We report an unconventional electrochemical spontaneous oscillation of current in Ti anodization by adding deep eutectic solvent (DES) of 2–10% to a fluoride-containing electrolyte; nanobamboos (NBs), i.e., nanotubes decorated with periodic exterior rings, were formed by the DES-assisted anodization. Spontaneous formation of NBs occurred upon application of a constant 20V voltage, together with a self-induced current oscillation that corresponds well to the NB structures.

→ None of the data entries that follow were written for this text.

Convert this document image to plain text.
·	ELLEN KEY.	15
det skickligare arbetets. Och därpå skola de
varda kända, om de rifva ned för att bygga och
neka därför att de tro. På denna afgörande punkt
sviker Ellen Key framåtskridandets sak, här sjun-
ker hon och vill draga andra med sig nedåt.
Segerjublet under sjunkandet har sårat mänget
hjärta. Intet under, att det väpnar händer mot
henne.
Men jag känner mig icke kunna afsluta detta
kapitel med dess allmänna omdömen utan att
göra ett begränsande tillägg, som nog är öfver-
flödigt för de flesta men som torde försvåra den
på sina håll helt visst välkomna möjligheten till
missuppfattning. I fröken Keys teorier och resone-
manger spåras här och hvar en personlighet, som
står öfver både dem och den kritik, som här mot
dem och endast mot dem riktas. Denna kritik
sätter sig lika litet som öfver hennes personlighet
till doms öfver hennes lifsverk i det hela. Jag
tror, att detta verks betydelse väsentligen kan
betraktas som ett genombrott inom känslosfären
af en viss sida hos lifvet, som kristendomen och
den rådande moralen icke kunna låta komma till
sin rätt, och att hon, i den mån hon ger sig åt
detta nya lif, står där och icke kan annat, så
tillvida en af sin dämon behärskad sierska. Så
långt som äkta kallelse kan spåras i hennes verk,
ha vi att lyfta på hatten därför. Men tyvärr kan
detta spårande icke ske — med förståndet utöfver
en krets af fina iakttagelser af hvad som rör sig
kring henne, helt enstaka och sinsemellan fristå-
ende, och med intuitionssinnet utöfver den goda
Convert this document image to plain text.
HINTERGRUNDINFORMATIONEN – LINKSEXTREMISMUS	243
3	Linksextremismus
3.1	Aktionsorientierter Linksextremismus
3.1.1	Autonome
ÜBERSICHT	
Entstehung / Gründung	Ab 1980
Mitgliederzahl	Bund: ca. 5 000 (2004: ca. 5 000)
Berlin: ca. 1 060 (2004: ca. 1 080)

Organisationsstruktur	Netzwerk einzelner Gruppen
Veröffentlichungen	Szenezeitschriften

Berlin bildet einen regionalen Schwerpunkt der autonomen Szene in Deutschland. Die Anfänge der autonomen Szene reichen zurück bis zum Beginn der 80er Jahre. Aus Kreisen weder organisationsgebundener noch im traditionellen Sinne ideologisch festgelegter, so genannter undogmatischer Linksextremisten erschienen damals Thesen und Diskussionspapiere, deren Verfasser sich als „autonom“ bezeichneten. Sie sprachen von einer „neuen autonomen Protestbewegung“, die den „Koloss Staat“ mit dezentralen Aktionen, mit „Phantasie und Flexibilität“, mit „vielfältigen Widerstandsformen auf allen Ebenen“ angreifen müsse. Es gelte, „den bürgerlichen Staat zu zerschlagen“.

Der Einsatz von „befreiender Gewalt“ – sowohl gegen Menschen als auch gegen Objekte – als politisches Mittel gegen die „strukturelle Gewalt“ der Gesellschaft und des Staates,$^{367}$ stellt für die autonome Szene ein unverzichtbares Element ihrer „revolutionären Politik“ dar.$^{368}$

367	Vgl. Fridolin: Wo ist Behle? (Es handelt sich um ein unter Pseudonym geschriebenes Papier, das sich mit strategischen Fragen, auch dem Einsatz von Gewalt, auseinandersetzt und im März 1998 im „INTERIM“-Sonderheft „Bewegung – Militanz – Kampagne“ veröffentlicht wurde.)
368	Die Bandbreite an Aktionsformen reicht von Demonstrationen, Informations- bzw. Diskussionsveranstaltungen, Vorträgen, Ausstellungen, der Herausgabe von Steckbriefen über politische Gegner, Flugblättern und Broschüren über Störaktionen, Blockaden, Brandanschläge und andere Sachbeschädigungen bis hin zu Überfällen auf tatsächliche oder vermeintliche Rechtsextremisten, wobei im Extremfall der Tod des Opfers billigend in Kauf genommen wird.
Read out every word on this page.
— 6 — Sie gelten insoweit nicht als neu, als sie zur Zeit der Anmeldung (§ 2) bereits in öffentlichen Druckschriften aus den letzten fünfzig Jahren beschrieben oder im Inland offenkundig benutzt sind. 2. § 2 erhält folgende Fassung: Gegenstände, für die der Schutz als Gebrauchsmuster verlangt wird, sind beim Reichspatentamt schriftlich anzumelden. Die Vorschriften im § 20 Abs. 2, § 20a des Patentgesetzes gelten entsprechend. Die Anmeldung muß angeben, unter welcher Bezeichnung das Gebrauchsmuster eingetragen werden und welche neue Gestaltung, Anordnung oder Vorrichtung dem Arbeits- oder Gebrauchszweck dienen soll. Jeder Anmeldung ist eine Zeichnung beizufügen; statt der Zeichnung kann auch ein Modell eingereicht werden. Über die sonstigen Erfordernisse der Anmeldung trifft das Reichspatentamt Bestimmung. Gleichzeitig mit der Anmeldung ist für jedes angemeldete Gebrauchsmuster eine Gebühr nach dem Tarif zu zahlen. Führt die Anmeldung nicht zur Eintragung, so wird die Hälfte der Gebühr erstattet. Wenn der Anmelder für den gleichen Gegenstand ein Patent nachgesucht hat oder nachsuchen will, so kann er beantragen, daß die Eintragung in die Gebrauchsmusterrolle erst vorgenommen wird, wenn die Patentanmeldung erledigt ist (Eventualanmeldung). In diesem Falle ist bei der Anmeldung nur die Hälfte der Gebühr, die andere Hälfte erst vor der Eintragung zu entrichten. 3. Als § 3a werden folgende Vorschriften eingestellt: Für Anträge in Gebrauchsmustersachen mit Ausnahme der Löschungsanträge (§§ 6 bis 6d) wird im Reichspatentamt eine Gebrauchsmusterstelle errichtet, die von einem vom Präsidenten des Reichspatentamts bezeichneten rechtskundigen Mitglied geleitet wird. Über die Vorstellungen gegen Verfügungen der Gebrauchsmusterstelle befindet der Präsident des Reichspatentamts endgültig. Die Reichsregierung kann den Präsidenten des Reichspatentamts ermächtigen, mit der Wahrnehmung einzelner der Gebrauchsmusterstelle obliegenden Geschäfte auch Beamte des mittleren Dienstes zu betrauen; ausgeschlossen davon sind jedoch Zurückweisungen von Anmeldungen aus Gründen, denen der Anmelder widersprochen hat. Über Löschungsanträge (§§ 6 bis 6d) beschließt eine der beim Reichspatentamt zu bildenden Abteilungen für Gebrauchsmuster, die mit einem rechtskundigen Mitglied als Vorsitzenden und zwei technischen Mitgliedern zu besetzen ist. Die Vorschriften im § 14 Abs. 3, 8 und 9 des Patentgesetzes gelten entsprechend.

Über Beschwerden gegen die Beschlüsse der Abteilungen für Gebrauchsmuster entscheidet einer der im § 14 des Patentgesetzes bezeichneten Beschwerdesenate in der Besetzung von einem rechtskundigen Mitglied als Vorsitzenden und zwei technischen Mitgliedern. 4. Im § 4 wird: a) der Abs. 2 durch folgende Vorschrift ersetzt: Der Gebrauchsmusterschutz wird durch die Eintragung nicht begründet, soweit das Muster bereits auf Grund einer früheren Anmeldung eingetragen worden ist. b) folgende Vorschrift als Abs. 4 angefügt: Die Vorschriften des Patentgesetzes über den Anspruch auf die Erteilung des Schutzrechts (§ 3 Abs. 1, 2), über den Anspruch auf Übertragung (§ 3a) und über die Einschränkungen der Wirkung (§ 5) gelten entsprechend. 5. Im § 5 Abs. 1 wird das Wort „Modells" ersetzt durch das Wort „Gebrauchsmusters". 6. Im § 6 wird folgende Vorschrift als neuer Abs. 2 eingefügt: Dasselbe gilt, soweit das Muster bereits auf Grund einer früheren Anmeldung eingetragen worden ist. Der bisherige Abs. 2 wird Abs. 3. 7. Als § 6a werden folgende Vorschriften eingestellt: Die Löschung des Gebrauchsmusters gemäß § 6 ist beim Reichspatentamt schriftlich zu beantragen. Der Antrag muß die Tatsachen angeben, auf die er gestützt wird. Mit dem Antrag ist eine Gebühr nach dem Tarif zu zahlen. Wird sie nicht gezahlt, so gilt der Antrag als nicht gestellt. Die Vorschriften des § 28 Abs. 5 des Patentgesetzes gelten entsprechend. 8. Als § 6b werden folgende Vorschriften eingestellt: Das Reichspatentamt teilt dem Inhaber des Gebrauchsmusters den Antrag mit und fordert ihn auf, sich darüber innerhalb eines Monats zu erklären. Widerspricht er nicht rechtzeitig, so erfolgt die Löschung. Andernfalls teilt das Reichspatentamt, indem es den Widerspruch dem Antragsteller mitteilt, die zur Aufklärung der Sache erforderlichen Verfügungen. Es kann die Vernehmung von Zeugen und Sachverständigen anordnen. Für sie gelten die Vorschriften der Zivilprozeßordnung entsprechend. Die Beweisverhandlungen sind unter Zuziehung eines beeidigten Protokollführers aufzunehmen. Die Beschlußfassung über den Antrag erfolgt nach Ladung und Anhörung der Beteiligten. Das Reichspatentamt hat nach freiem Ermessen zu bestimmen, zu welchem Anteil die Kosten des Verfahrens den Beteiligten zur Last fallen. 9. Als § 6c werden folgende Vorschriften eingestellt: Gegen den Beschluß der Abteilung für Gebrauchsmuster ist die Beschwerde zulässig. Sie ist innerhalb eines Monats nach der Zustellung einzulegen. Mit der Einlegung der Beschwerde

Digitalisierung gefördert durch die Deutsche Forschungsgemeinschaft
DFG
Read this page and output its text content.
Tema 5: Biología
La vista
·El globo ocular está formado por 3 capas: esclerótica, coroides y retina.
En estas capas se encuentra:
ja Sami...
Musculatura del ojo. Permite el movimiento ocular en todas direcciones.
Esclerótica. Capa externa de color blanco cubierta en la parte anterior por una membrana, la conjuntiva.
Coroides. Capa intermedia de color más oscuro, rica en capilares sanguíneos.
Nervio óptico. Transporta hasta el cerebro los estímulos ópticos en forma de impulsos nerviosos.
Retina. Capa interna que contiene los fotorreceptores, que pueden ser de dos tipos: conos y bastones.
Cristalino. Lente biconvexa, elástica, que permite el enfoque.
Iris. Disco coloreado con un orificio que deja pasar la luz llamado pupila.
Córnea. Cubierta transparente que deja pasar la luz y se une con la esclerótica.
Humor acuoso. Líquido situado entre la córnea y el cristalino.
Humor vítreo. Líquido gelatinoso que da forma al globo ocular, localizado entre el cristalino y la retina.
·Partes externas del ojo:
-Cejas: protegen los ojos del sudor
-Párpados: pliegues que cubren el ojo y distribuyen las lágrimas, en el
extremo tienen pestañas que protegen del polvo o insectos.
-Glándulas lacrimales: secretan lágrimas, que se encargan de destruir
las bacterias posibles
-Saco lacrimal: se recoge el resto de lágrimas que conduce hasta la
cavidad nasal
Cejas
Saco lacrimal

The initial voltage must be higher than a threshold of approximately 14V to induce the self-organization of the NBs. Once a dense layer of TiO2 is formed at 10V or lower, formation of the NBs is suppressed even when a higher voltage (above 15V) is applied. The NBs formed with the spontaneous current oscillation were densely packed (ca. 1.54×1010cm−2) with each NB possessing many rings spaced 20–35nm apart. The thickness of each ring was ca. 10nm. By increasing the DES concentration to 10 wt%, the diameter of the NBs increased from 45 to 110nm and their growth rate increased from 0.16 to 0.3μm/h. The spontaneous current oscillation we observed differs from the conventional electrochemical oscillation because (1) oscillation period is quite long (7min) and (2) the oscillation results in the periodic modulation of TiO2 NBs. The self-organized nanobaoboos were characterized for various anodization conditions, and a mechanism was proposed with the basis of the high conductivity and high viscosity of DES.